O Cidade Integrada começaria em duas favelas – Jacarezinho, reduto do Comando Vermelho, e Muzema, reduto de milicianos na Zona Oeste. A lógica era a de sempre: primeiro, a polícia ocupa; depois, entram as ações sociais. Seis meses após o lançamento do programa e 13 meses após o massacre no Jacarezinho, saiu agora em agosto uma pesquisa, com base em entrevistas dos moradores, que retrata o previsível fracasso. O levantamento – produzido pelo Observatório do Cidade Integrada, projeto de organizações da sociedade civil exatamente para ficar de olho no programa e seus resultados – mostra uma comunidade sem paz e dominada pelo medo, nesta cidade cada vez mais desintegrada.

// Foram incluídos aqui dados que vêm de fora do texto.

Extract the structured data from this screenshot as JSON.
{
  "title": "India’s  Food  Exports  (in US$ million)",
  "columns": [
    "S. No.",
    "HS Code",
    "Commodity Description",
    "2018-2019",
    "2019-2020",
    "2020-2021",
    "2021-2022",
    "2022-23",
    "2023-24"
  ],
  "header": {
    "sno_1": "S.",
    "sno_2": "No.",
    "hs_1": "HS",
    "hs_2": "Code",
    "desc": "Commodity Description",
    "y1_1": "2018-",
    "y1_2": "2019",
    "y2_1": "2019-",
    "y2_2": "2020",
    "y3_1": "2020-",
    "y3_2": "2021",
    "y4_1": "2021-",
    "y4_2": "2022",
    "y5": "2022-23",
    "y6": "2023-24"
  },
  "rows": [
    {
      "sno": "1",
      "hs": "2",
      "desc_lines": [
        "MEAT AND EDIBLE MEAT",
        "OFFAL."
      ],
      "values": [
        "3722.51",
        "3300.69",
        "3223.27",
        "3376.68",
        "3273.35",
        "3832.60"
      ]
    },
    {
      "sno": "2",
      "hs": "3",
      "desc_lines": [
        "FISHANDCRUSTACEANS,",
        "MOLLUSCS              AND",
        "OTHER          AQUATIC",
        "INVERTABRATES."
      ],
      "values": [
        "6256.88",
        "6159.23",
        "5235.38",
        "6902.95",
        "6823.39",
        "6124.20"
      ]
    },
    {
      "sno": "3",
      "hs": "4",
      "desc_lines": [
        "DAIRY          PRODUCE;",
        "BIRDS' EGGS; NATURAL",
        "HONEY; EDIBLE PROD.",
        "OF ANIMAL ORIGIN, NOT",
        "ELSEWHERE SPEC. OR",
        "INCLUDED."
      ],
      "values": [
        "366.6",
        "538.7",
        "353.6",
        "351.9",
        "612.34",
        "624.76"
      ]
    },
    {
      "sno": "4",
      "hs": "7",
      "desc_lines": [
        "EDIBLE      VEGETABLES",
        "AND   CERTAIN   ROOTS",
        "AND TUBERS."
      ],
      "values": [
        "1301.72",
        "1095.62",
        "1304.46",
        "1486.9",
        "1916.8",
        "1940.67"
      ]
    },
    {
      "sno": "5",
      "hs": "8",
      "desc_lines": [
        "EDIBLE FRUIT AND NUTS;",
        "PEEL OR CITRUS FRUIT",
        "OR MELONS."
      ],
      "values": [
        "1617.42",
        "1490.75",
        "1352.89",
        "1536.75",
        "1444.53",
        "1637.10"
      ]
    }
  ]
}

Dos 387 moradores entrevistados, 69% responderam que se sentem mais inseguros com a ocupação da PM do que antes; 50% disseram que tiveram suas casas invadidas pela polícia sem mandado judicial; 30% afirmaram ter tido objetos roubados ou danificados; 45% viram vizinhos serem agredidos por policiais do Cidade Integrada – e 10% dos entrevistados foram, eles mesmo, vítimas da violência policial. Vale ver a pesquisa completa para entender o tamanho da rejeição dos moradores do Jacarezinho à ocupação policial.

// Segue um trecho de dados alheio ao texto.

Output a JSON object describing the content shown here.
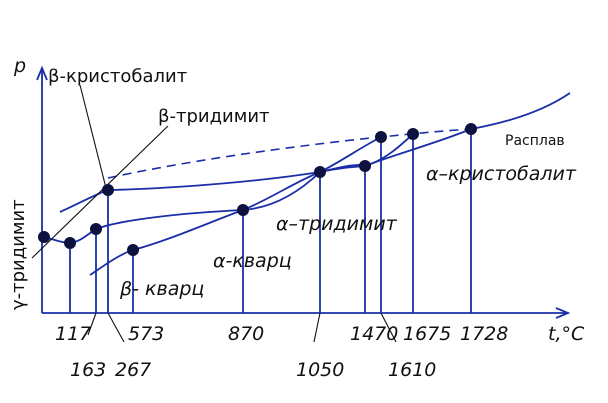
{
  "axes": {
    "y_label": "p",
    "x_label": "t,°C"
  },
  "ticks": [
    {
      "id": "t117",
      "text": "117"
    },
    {
      "id": "t163",
      "text": "163"
    },
    {
      "id": "t267",
      "text": "267"
    },
    {
      "id": "t573",
      "text": "573"
    },
    {
      "id": "t870",
      "text": "870"
    },
    {
      "id": "t1050",
      "text": "1050"
    },
    {
      "id": "t1470",
      "text": "1470"
    },
    {
      "id": "t1610",
      "text": "1610"
    },
    {
      "id": "t1675",
      "text": "1675"
    },
    {
      "id": "t1728",
      "text": "1728"
    }
  ],
  "phases": {
    "beta_cristobalite": "β-кристобалит",
    "beta_tridymite": "β-тридимит",
    "gamma_tridymite": "γ-тридимит",
    "beta_quartz": "β- кварц",
    "alpha_quartz": "α-кварц",
    "alpha_tridymite": "α–тридимит",
    "alpha_cristobalite": "α–кристобалит",
    "melt": "Расплав"
  }
}
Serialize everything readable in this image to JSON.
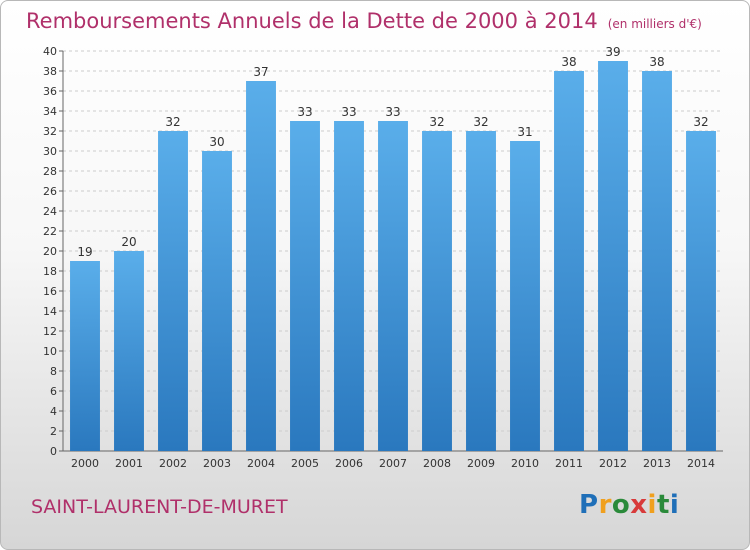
{
  "header": {
    "title": "Remboursements Annuels de la Dette de 2000 à 2014",
    "subtitle": "(en milliers d'€)"
  },
  "footer": {
    "commune": "SAINT-LAURENT-DE-MURET",
    "brand": "Proxiti"
  },
  "colors": {
    "title": "#b0306a",
    "bar_top": "#5aaeea",
    "bar_bottom": "#2a78be",
    "grid": "#cccccc"
  },
  "chart_data": {
    "type": "bar",
    "title": "Remboursements Annuels de la Dette de 2000 à 2014",
    "subtitle": "(en milliers d'€)",
    "xlabel": "",
    "ylabel": "",
    "categories": [
      "2000",
      "2001",
      "2002",
      "2003",
      "2004",
      "2005",
      "2006",
      "2007",
      "2008",
      "2009",
      "2010",
      "2011",
      "2012",
      "2013",
      "2014"
    ],
    "values": [
      19,
      20,
      32,
      30,
      37,
      33,
      33,
      33,
      32,
      32,
      31,
      38,
      39,
      38,
      32
    ],
    "ylim": [
      0,
      40
    ],
    "ytick_step": 2,
    "grid": true,
    "data_labels": true
  }
}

Policial na Favela do Jacarezinho um ano após a chacina: pesquisa mostra que Programa Cidade Integrada levou mais insegurança aos moradores (Foto: André Borges / AFP - 06/05/2022)
Policial na Favela do Jacarezinho um ano após a chacina: pesquisa mostra que Programa Cidade Integrada levou mais insegurança aos moradores (Foto: André Borges / AFP – 06/05/2022)

Além da truculência dos policiais do Cidade Integrada, outra razão é, previsivelmente, a mesma de programas passados: vieram os agentes de insegurança pública e outros serviços do estado não apareceram. Dos 11 programas previstas para instalação na comunidade, só dois estão lá: a Horta Comunitária, programa da Secretaria de Agricultura que já existia no Jacarezinho antes do Cidade Integrada, e o Na Régua – projeto de obras e reformas (até R$ 15 mil) em casas de famílias com renda até R$ 3 mil.

A Polícia do Rio de Janeiro – provam outras pesquisas – é violenta e mal preparada. Vivemos no estado brasileiro em que os policiais mais matam (em números absolutos, proporcionalmente é a quinto) e em que os policiais morrem mais. Da operação mais letal da história do Rio de Janeiro, aquela do Jacarezinho, para cá, houve mais dois massacres: 23 mortos no Complexo do Alemão, em maio de 2022, outros 17 mortos no mesmo complexo de favelas em julho. Mas o fracasso da Cidade Integrada não é da polícia – policiais despreparados apenas pioram a iniciativa de outros desqualificados.

Há muitas coisas tristes na pesquisa com os moradores do Jacarezinho. Meu coração rueiro balançou com uma resposta: 76% dos entrevistados disseram que o Cidade Integrada prejudicou o lazer na comunidade. E qual a atividade prejudicada? Para 53%, as festas na rua; para 50%, crianças brincando na rua; para 46%, frequentar bares; para 38%, conversar com os amigos na rua. Moradores explicam que a rotina de correrias e tiros esvazia a rua. E a rua é o espaço de sociabilidade da favela. A cada tiroteio, o Rio de Janeiro morre um pouco.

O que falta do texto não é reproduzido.